Dieppe. Une députée de Seine-Maritime démissionne : sa belle-fille lui succède « Article « Normandie-actu

Mardi 25 août 2015, Sandrine Hurel, députée PS de Seine-Maritime, a annoncé sa démission. Sa mission sur la politique vaccinale a été prolongée par décret, obligeant l’élue à quitter ses fonctions à l’Assemblée nationale. Dès qu’une mission ministérielle dure plus de six mois, le parlementaire doit démissionner et céder sa place à son suppléant. L’organisation d’élections partielles n’est pas nécessaire, dans ce cas de figure. Et chez les Hurel-Le Vern, ça reste en famille : sa belle-fille, Marie Le Vern, 32 ans, conseillère régionale, lui succède. Alain Le Vern, le père de cette dernière et compagnon de la parlementaire démissionnaire, ancien président de la Région Haute-Normandie, s’est quant à lui reclassé à la SNCF, où il officie en tant que directeur général Régions et Intercités.

Une affaire de famille

Le blog Les cuisines de l’Assemblée nationale, hébergé par L’Express, se fait l’écho de cette passation, s’interrogeant « sur cette technique de « remplacement d’un parlementaire par une mission gouvernementale » qui donne le pouvoir de remplacer sans élection partielle au gouvernement. » Dans le cas de Sandrine Hurel, le hasard fait bien les choses : sa mission correspond à cette disposition et sa belle-fille peut donc lui succéder, sans avoir besoin de passer par la case élections. Une simplification des démarches qui peut faciliter la vie, s’amuse Le Lab d’Europe 1 :

C’est là que la situation devient cocasse : Marie Le Vern, suppléante de Sandrine Hurel et donc future députée de Seine-Maritime, est la fille d’Alain Le Vern, lui-même compagnon de… Sandrine Hurel.
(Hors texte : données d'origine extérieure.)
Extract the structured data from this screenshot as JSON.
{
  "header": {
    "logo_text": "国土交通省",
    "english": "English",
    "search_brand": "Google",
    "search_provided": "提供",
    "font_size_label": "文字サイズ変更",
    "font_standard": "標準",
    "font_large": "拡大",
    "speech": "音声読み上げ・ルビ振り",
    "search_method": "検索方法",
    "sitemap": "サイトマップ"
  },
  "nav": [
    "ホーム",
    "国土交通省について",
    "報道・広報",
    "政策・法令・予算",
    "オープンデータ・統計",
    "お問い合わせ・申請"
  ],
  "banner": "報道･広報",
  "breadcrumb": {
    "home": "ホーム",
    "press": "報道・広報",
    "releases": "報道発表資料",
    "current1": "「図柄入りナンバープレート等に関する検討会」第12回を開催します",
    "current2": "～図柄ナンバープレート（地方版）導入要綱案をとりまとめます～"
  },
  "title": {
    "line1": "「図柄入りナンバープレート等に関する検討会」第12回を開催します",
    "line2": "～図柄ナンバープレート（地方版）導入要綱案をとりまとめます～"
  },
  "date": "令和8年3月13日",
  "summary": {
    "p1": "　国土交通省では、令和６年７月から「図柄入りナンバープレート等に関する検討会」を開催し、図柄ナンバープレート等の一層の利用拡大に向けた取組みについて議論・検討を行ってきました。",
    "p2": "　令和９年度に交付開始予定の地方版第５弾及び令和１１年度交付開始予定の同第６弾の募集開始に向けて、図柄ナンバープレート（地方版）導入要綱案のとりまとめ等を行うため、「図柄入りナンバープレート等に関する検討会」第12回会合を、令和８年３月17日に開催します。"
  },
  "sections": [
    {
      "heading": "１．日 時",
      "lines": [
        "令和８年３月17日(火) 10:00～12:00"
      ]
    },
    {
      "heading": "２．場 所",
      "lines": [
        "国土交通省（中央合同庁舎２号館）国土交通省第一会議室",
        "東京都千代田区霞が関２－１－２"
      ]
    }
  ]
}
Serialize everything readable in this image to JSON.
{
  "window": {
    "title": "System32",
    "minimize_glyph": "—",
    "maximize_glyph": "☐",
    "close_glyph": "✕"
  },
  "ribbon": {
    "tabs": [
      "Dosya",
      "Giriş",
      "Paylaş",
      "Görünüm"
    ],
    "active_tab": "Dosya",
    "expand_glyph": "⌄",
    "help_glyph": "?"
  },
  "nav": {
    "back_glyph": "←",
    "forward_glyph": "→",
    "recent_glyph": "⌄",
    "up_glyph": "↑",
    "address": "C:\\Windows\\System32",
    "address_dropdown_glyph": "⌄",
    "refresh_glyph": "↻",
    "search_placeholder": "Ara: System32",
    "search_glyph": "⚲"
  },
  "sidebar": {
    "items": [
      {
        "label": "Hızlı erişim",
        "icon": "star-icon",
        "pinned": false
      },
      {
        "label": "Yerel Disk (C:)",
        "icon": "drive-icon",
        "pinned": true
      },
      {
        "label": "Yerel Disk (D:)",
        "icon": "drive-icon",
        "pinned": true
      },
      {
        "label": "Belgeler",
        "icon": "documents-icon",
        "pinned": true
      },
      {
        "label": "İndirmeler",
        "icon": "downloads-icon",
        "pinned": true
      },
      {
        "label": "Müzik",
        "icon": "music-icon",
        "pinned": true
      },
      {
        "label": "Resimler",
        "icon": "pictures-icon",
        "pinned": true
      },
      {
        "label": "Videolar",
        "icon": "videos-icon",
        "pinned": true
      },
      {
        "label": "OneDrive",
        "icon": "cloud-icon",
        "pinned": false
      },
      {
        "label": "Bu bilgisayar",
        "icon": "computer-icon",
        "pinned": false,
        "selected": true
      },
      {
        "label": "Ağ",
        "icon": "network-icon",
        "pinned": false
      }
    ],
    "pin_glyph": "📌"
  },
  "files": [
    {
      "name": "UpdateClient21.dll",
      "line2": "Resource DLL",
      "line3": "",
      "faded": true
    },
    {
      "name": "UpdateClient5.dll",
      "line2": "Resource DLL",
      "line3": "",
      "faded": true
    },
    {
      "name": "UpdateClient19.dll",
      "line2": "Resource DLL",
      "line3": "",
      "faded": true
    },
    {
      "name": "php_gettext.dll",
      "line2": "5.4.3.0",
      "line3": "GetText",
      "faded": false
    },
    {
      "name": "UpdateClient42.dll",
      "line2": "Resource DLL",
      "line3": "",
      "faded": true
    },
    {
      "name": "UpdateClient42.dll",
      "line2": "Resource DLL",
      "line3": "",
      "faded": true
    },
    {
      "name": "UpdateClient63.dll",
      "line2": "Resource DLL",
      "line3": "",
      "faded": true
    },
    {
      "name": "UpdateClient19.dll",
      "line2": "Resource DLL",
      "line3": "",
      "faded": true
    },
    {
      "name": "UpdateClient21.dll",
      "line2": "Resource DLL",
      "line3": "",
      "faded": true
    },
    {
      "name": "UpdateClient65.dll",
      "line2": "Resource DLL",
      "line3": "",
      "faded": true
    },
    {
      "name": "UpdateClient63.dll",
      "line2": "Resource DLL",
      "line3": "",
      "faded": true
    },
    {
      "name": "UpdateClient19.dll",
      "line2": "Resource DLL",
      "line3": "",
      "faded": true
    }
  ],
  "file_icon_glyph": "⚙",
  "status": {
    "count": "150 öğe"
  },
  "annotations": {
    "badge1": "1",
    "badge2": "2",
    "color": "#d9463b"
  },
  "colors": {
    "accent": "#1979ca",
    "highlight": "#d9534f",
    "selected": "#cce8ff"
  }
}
Si cette passation est tout à fait régulière, elle n’en demeure pas moins éloquente : « On a connu des motifs de démission moins familiaux… », souligne le blog, Les cuisines de l’Assemblée nationale.

Une tactique politicienne ?

Les cuisines de l’Assemblée nationale interroge cette disposition qui offre la possibilité à un parlementaire de céder sa place, sans passer par les urnes. Une technique, voire une stratégie, selon certains. Le 17 août 2015, François Brottes, ex-député PS de l’Isère, abandonnait son mandat parlementaire pour rejoindre RTE (Réseau de transport d’électricité). L’opposition dénonçait la pratique de la mission parlementaire.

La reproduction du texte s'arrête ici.